Perhaps MOJ has finally realised that it has gone too far, at last accepting the warnings of industry commentators that the supplier base is now so fragile that there is a very real risk of firms committing commercial harakiri if tendering becomes a reality. Maybe this explains the sudden about face and postponement of competition to 2013 - it wants to see if any of us are left standing and, if we are, what shape we're in.

The reality is that the reprieve from tendering changes nothing in terms of Otterburn's main findings, which were based on price cuts that are now fully realised. The truth is many firms will die, not because of the much-feared "cull", but rather because of a much slower, suffocating squeeze; the modest profits that firms once earned will give way to ever-increasing losses. And what are the options? It's now next to impossible to gain in market share, and with each new duty solicitor admitted to a scheme it actually becomes further diluted. Redundancies loom large, salary cuts are inevitable. The CDS is in very real danger of fragmenting just at a time when some stakeholders want providers to "invest in technology". Where the capital will come from is anyone's guess - it certainly won't be the banks.
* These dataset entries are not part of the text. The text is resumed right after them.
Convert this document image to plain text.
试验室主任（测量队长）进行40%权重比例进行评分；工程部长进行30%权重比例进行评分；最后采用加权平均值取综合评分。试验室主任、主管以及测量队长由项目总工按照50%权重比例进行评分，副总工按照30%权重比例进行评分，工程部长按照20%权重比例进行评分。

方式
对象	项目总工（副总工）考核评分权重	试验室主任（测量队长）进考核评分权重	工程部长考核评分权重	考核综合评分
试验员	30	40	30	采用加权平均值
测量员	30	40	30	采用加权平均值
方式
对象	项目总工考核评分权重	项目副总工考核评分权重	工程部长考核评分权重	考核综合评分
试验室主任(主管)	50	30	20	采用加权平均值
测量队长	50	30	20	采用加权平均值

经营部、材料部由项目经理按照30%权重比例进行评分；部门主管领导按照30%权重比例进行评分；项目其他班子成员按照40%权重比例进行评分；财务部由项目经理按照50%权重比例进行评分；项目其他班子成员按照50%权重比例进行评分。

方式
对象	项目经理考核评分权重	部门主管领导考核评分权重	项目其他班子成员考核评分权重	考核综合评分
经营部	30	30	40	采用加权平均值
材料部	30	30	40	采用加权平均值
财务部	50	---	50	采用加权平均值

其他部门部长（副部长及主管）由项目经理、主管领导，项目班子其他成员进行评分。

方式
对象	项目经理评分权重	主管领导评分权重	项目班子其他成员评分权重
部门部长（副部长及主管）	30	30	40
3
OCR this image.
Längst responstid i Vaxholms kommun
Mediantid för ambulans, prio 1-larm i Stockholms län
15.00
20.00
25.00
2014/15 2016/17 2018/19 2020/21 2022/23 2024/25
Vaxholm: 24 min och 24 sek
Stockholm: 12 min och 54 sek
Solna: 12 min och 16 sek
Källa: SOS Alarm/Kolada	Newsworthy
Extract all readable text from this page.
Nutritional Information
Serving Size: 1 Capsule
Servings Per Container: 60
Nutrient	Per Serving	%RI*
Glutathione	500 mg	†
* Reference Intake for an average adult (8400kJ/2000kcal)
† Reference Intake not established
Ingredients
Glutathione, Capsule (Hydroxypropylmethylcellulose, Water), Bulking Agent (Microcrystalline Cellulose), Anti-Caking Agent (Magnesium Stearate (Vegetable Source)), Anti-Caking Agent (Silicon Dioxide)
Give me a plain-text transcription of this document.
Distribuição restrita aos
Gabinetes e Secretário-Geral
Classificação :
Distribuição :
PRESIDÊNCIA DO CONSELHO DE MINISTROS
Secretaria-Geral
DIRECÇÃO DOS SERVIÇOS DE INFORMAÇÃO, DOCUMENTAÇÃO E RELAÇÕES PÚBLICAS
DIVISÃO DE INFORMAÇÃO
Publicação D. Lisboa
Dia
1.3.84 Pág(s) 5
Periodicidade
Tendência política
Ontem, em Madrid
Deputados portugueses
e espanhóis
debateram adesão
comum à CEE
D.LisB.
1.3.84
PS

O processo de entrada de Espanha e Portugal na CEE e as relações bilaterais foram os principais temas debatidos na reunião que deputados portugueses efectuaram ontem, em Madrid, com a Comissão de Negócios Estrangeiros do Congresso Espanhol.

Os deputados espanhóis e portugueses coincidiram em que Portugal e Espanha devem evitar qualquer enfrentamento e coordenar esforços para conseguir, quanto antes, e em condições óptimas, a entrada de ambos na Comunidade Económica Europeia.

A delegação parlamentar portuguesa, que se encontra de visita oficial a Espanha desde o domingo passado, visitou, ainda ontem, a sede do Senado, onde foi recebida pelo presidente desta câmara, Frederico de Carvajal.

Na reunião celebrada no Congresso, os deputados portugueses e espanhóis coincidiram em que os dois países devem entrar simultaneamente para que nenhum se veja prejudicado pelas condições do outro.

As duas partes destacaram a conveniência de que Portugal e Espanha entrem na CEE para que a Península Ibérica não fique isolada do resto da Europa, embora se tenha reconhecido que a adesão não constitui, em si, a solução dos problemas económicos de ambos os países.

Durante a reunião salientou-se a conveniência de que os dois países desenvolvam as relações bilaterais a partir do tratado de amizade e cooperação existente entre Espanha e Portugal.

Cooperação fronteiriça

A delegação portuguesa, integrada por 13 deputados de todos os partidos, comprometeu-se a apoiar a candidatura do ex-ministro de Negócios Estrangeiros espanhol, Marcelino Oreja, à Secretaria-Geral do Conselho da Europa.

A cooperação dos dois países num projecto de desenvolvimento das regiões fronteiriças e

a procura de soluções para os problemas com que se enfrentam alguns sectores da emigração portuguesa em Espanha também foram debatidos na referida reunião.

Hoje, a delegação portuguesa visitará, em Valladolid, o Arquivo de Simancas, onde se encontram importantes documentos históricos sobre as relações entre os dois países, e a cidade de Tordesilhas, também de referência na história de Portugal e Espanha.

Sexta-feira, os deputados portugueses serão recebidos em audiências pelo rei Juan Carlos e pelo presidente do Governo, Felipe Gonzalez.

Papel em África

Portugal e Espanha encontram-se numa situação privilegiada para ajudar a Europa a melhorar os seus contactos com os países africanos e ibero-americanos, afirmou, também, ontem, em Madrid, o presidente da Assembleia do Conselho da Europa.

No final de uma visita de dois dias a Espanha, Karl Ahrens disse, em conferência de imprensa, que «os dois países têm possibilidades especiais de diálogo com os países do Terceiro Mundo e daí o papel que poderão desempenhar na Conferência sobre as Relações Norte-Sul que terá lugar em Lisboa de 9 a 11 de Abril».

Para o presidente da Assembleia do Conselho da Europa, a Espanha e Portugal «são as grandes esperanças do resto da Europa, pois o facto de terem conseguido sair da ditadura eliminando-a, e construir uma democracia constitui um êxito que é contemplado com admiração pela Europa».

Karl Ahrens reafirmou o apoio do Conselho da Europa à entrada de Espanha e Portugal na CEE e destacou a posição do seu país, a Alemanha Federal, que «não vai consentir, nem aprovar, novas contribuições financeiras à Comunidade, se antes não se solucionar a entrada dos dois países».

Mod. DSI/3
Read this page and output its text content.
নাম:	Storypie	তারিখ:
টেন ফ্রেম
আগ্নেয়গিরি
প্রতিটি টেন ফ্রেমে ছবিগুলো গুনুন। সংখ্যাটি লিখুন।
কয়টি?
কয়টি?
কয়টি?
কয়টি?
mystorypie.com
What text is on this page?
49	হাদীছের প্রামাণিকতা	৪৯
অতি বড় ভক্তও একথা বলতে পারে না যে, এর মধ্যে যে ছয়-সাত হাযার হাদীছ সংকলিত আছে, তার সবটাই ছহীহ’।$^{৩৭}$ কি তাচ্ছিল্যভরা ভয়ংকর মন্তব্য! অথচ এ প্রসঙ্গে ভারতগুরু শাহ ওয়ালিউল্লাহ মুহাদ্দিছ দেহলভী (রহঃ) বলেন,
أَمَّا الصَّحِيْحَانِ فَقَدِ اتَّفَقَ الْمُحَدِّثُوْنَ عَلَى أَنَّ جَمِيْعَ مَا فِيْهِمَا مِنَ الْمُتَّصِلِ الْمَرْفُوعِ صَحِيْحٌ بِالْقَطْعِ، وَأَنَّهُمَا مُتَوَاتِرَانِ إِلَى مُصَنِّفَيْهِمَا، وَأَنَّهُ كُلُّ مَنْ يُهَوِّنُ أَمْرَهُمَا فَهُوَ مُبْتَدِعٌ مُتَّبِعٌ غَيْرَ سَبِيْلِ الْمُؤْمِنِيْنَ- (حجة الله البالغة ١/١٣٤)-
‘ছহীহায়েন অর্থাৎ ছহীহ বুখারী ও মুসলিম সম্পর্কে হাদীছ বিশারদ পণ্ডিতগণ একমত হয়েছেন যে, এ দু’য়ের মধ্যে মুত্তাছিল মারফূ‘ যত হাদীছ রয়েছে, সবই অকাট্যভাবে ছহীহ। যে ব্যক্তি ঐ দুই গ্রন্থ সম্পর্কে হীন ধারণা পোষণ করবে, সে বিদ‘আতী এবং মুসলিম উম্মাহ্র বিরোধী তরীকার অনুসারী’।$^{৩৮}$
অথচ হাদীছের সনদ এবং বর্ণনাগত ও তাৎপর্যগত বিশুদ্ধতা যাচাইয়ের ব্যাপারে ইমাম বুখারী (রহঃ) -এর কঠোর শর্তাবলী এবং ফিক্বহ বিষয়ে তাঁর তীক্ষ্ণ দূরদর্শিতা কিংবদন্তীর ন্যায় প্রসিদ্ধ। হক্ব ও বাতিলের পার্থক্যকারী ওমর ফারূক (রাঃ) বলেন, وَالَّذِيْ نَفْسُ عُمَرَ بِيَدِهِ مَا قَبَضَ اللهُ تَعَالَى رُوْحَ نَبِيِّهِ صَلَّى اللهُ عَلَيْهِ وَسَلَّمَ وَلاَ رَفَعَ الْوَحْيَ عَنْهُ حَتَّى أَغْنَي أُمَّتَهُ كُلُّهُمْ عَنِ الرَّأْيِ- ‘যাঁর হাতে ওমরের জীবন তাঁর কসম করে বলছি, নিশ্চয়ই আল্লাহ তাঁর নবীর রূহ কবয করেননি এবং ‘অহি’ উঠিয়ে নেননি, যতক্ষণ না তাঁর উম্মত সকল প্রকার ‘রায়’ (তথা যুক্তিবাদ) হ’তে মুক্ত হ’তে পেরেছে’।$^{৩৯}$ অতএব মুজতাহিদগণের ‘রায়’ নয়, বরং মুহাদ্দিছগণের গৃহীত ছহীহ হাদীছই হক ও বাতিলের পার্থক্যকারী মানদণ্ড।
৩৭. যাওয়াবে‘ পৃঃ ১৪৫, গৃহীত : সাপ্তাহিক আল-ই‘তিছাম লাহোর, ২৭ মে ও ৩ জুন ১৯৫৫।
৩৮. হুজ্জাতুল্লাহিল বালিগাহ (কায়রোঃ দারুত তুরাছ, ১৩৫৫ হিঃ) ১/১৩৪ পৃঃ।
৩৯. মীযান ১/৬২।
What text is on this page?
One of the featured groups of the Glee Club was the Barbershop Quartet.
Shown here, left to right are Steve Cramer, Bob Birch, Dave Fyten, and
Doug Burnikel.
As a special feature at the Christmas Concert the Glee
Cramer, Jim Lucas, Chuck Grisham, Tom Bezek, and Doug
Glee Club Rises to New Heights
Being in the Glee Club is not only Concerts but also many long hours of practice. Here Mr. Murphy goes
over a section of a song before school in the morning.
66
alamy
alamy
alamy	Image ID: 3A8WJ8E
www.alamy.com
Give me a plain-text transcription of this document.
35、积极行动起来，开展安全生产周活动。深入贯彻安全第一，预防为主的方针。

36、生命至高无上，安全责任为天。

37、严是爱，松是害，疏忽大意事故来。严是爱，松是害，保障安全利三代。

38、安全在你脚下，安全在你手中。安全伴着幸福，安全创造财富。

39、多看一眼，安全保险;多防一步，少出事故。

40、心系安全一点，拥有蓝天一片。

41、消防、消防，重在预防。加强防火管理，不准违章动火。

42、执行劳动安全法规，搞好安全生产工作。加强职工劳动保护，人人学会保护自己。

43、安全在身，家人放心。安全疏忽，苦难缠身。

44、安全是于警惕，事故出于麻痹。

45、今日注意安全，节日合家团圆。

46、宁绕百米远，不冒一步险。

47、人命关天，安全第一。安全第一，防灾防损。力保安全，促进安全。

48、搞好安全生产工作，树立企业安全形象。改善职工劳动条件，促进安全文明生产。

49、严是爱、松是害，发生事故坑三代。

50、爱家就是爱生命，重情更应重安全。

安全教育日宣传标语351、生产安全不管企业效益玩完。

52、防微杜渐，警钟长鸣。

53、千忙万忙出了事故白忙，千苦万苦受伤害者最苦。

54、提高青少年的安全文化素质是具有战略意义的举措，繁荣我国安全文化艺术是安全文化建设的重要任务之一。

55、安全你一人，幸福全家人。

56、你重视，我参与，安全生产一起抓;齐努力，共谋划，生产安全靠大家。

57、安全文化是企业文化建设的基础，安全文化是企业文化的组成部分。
Therein lies the dilemma: on the one hand MOJ recognises the benefits of economies of scale and apparently remains committed to price competition; yet on the other it cherishes the benefit of administrative price fixing so that when its political masters tell it "save us 25%" it thinks of a number, lops it off existing fees and then amends the relevant funding order - job done. There's no contract to worry about, and no single group of providers with sufficient market share to mount any serious opposition.